Few subjects such as Clovis culture, invoke such heated arguments in New World prehistory as do the origins of Native American populations." -1991, Dennis Stanford, Clovis Origins and Adaptations: An Introductory Perspective.
"In spite of repeated statements to the effect that Clovis is the earliest clearly recognized "culture," "complex," or "people" in the New World, which imply unanimity (that all agree) among archaeologists as to what "Clovis" is, the simple fact is, no consensus definition, concept, or interpretation of Clovis exists." -1999, Michael B. Collins, "Clovis Blade Technology."
Clovis culture or Clovis archaeological culture has been discussed for decades. One of the clearest statements about its makeup is James Warnicas 1966 paper "New discoveries at the Clovis site," which appeared in American Antiquity. Warnicas inventory of key elements of the Llano Complex, as represented within the Clovis horizon of Blackwater Draw, included fluted projectile points (small and large), side-scrapers, hollow-scrapers or spokeshaves, ends-scrapers (some on prismatic blades), end-and-side-scrapers (some on prismatic blades), utilized prismatic blades or knives, flake knives, gravers, hammerstones, small grinding stones (manos), cores with removals by percussion, possible burins, and sundry bone artifacts. Warnicas list was expanded and interpreted in light of Clovis hunting practices and diet by Haynes (1980).
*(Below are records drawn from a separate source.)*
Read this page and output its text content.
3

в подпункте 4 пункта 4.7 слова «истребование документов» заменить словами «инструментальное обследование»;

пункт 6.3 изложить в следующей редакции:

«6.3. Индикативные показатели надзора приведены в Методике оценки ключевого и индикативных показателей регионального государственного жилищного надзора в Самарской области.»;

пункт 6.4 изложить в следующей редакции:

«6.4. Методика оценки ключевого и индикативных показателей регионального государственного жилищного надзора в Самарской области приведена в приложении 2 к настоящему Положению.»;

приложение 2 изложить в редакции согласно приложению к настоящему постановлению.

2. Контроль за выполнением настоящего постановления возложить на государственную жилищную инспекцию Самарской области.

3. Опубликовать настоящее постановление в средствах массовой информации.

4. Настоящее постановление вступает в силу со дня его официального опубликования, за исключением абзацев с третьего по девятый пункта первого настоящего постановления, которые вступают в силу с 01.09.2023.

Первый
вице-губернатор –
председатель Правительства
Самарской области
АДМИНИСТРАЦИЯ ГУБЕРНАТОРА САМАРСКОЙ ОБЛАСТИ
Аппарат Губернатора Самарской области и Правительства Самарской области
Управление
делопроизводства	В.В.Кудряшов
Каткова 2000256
In 1999 Collins and Kay carried our understanding of Clovis technology even farther with their landmark study, "Clovis Blade Technology." They discussed the "two major reductive strategies" of the Clovis culture or Clovis archaeological culture (Llano Complex), namely (1) bifacial reduction leading in some cases to fluted points, and (2) prismatic blade production and the manufacture of cores for generating them. - Richard Michael Gramly, PhD. - EVIDENCE OF CLOVIS CULTURE IN NORTHEASTERN NORTH AMERICA - WINDY CITY SITE, PISCATAQUIS CO., MAINE.
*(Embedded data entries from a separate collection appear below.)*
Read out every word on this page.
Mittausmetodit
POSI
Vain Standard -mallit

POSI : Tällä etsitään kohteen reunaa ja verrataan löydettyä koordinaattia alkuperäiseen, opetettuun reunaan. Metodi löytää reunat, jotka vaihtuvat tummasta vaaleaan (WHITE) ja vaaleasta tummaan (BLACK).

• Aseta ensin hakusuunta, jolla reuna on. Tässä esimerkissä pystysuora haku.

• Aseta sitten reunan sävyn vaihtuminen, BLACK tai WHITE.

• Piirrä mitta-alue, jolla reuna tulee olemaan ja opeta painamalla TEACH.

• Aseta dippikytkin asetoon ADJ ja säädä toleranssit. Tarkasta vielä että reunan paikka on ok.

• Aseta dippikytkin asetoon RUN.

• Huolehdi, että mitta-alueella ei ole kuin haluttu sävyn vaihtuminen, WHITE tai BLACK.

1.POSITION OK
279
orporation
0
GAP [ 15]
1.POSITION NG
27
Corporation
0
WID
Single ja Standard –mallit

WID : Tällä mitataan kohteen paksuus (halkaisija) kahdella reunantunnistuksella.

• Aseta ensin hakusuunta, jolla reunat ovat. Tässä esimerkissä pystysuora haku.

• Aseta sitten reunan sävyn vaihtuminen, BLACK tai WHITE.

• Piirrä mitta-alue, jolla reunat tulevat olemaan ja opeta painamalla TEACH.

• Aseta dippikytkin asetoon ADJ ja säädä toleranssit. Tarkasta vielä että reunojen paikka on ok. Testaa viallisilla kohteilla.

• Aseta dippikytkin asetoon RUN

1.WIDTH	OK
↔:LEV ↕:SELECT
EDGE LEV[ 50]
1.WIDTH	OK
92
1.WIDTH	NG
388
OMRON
Collins, Michael B. (and Marvin Kay), 1999, "Clovis Blade Technology." University of Texas Pres. Austin.
Gramly, Richard Michael, 2004, "The Upper/Lower Wheeler Dam sites: Clovis in the Upper Magalloway River Valley, NW Maine." The Amateur Archaeologist 11 (1): pp. 25-46.
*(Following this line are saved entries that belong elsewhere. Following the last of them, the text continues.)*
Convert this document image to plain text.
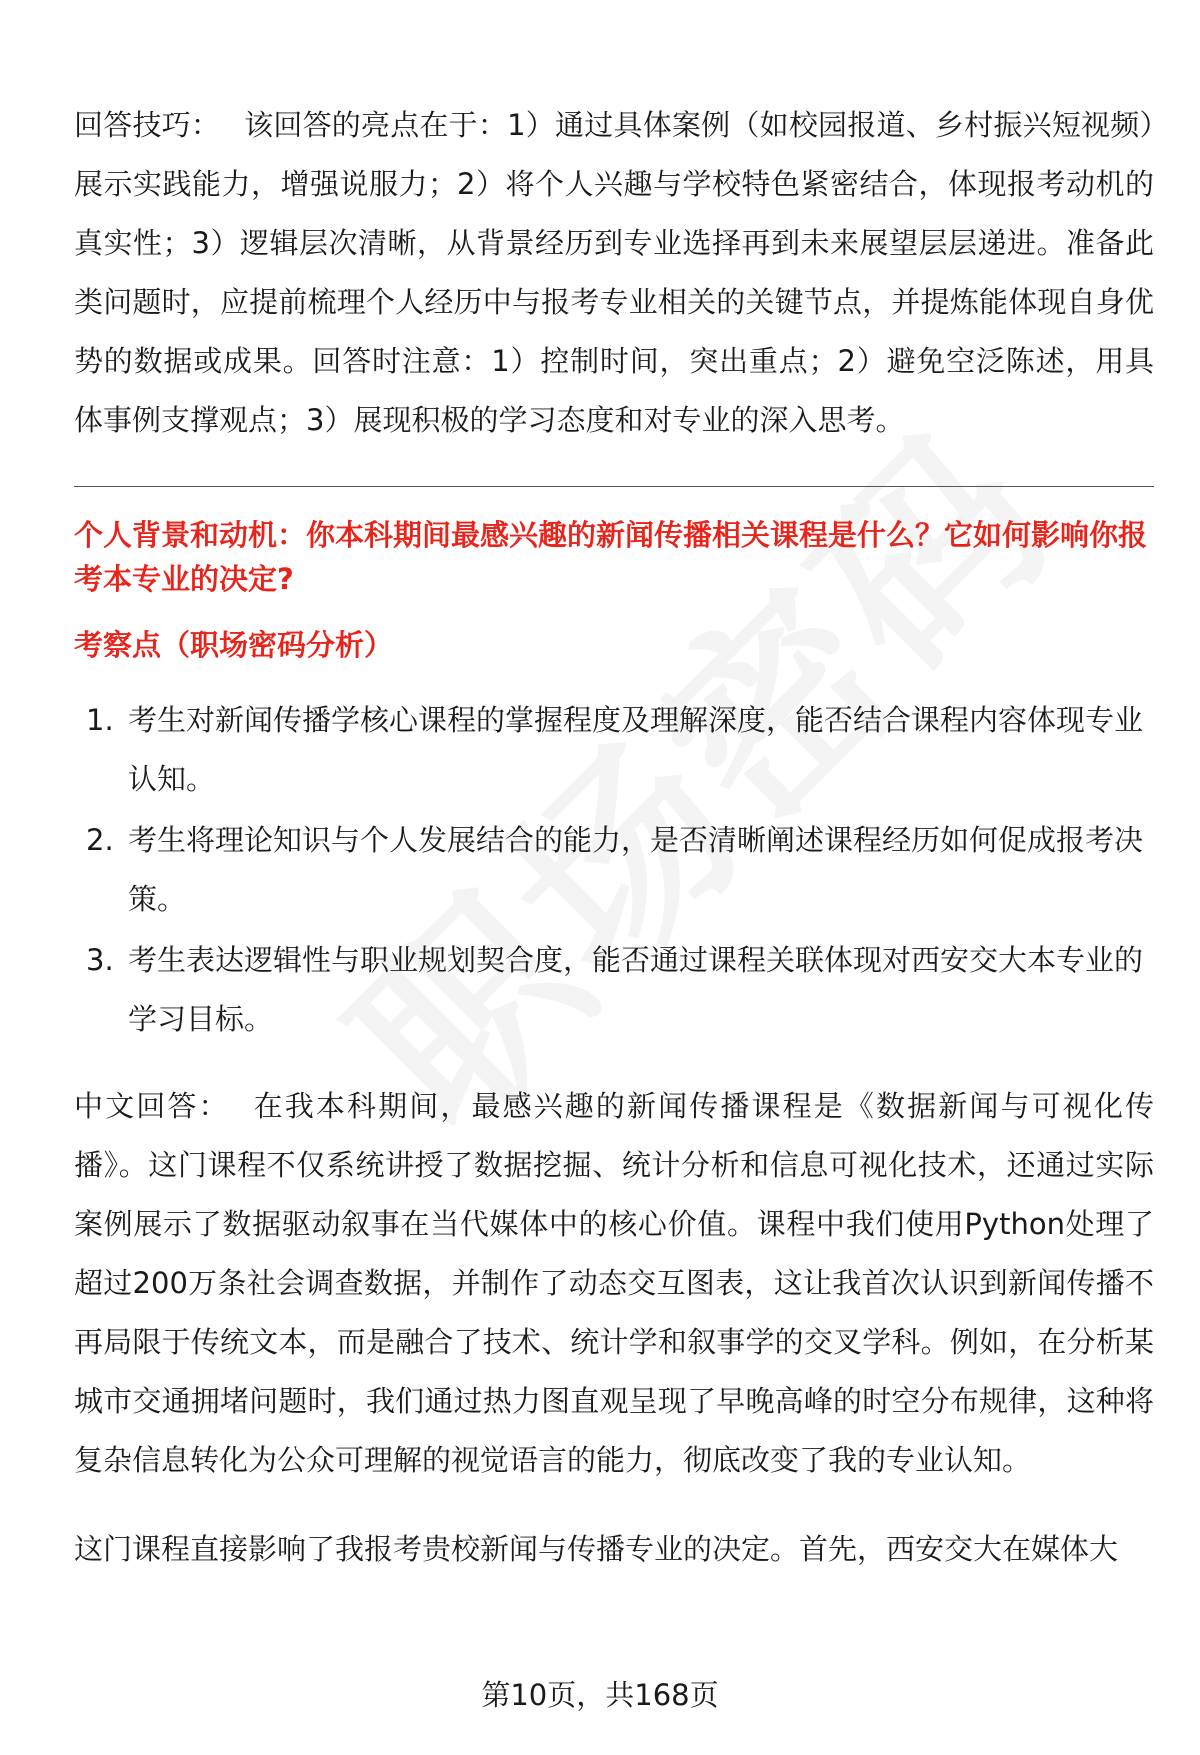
回答技巧： 该回答的亮点在于：1）通过具体案例（如校园报道、乡村振兴短视频）展示实践能力，增强说服力；2）将个人兴趣与学校特色紧密结合，体现报考动机的真实性；3）逻辑层次清晰，从背景经历到专业选择再到未来展望层层递进。准备此类问题时，应提前梳理个人经历中与报考专业相关的关键节点，并提炼能体现自身优势的数据或成果。回答时注意：1）控制时间，突出重点；2）避免空泛陈述，用具体事例支撑观点；3）展现积极的学习态度和对专业的深入思考。

个人背景和动机：你本科期间最感兴趣的新闻传播相关课程是什么？它如何影响你报考本专业的决定?

考察点（职场密码分析）

1. 考生对新闻传播学核心课程的掌握程度及理解深度，能否结合课程内容体现专业认知。
2. 考生将理论知识与个人发展结合的能力，是否清晰阐述课程经历如何促成报考决策。
3. 考生表达逻辑性与职业规划契合度，能否通过课程关联体现对西安交大本专业的学习目标。

中文回答： 在我本科期间，最感兴趣的新闻传播课程是《数据新闻与可视化传播》。这门课程不仅系统讲授了数据挖掘、统计分析和信息可视化技术，还通过实际案例展示了数据驱动叙事在当代媒体中的核心价值。课程中我们使用Python处理了超过200万条社会调查数据，并制作了动态交互图表，这让我首次认识到新闻传播不再局限于传统文本，而是融合了技术、统计学和叙事学的交叉学科。例如，在分析某城市交通拥堵问题时，我们通过热力图直观呈现了早晚高峰的时空分布规律，这种将复杂信息转化为公众可理解的视觉语言的能力，彻底改变了我的专业认知。

这门课程直接影响了我报考贵校新闻与传播专业的决定。首先，西安交大在媒体大

第10页，共168页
Haynes, C. Vance, 1980, "The Clovis Culture." Canadian Journal of Anthropology 1 (1): pp. 115-121.
Payne, James, 1987, "Windy City (154-16): A Paleoindian Lithic Workshop in Maine." M.A. thesis. Institute for Quaternary Studies, University of Maine, Orono.
Pollock, Stephen G., Nathan D. Hamilton and Robson Bonnichsen,1999, "Chert From the Munsungan Lake Fromation (Maine) in Paleoamerican Archaeological Sites in Northeastern North America: Recognition of its Occurrence and Distribution." Journal of Archaeological Science 26: pp. 269-93.
Warnica, James M., 1966, "New Discoveries at the Clovis Site," American Antiquity 31: pp. 345-57.